Informar apenas não é o suficiente. Isso pode ser obtido cada vez mais em qualquer site ou nas redes sociais. Mas ouvir a história contada por alguém que participou do fato, que ficou feliz ou se indignou com alguma situação, causa uma relação de empatia com o comunicador. E essa pitada “humana” marca a transição da notícia em estado bruto, racional, objetiva para uma história contada por “alguém de verdade”. Antigamente os comunicadores atuavam basicamente como divulgadores de informações. Essa função hoje é dividida com outras pessoas e veículos. Então é preciso ir além, agregar valor à notícia. É aí que entram a análise e a emoção. Muitos jornais e sites abriram espaço para colunistas. No caso de veículos que trabalham com áudio e vídeo, o toque pessoal de cada um pode ser visto e ouvido. O público tem a necessidade de se identificar com quem está do outro lado. Quer saber o que aquela pessoa pensa e sente, mesmo que discorde dela. O importante é não agir como um robô e sim como uma pessoa qualquer. Parece fácil mas combinar técnica jornalística com naturalidade dá trabalho.
Em alguns casos há exagero por parte do comunicadores. Na intenção de agradar o público tem gente que perde um pouco o tom.
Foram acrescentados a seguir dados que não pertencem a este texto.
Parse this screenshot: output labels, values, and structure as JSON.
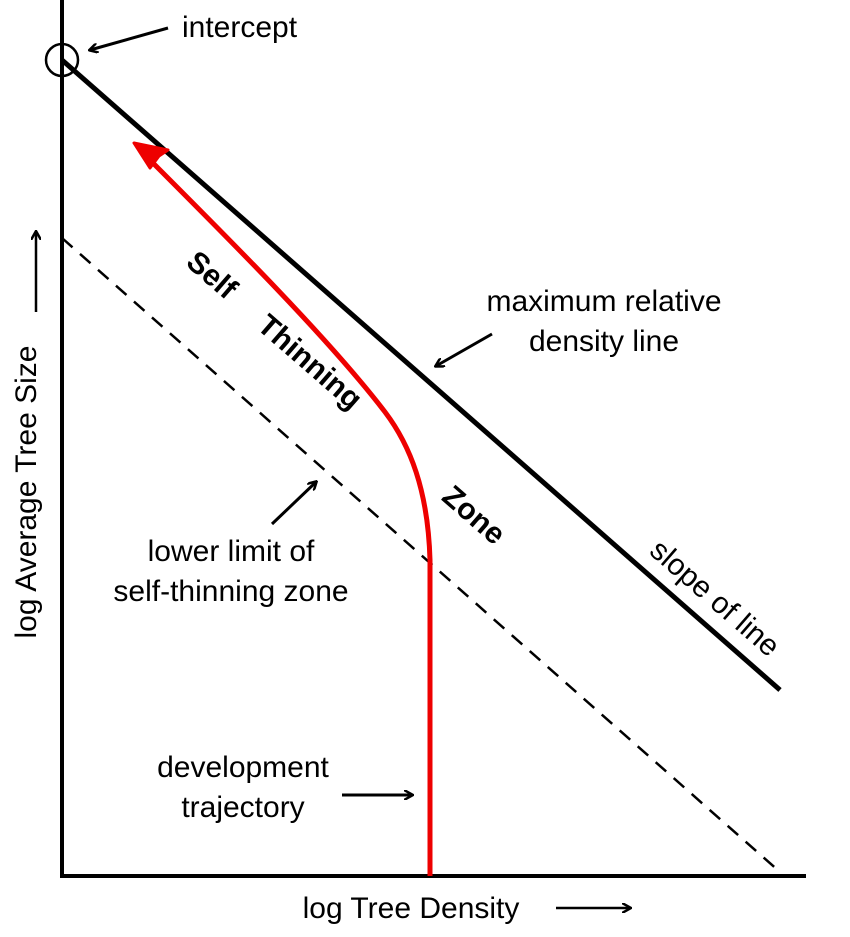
{
  "axes": {
    "x_label": "log Tree Density",
    "y_label": "log Average Tree Size"
  },
  "annotations": {
    "intercept": "intercept",
    "max_line_1": "maximum relative",
    "max_line_2": "density line",
    "lower_limit_1": "lower limit of",
    "lower_limit_2": "self-thinning zone",
    "development_1": "development",
    "development_2": "trajectory",
    "slope": "slope of line",
    "self_thinning_1": "Self",
    "self_thinning_2": "Thinning",
    "zone": "Zone"
  },
  "colors": {
    "axis": "#000000",
    "trajectory": "#ee0000"
  }
}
Mas faz parte do jogo.
O jornalismo é uma profissão viva, muda constantemente sob a pressão de fatores culturais e tecnológicos.
E atualmente vivemos o momento mais turbulento de todos.
Os pilares básicos do bom jornalismo não vão acabar nunca: apuração precisa, ouvir todos os lados etc. Mas só isso já não basta.
Açúcar, farinha e cacau são apenas commodities. Mas nas mãos de um bom cozinheiro viram um saboroso bolo de chocolate.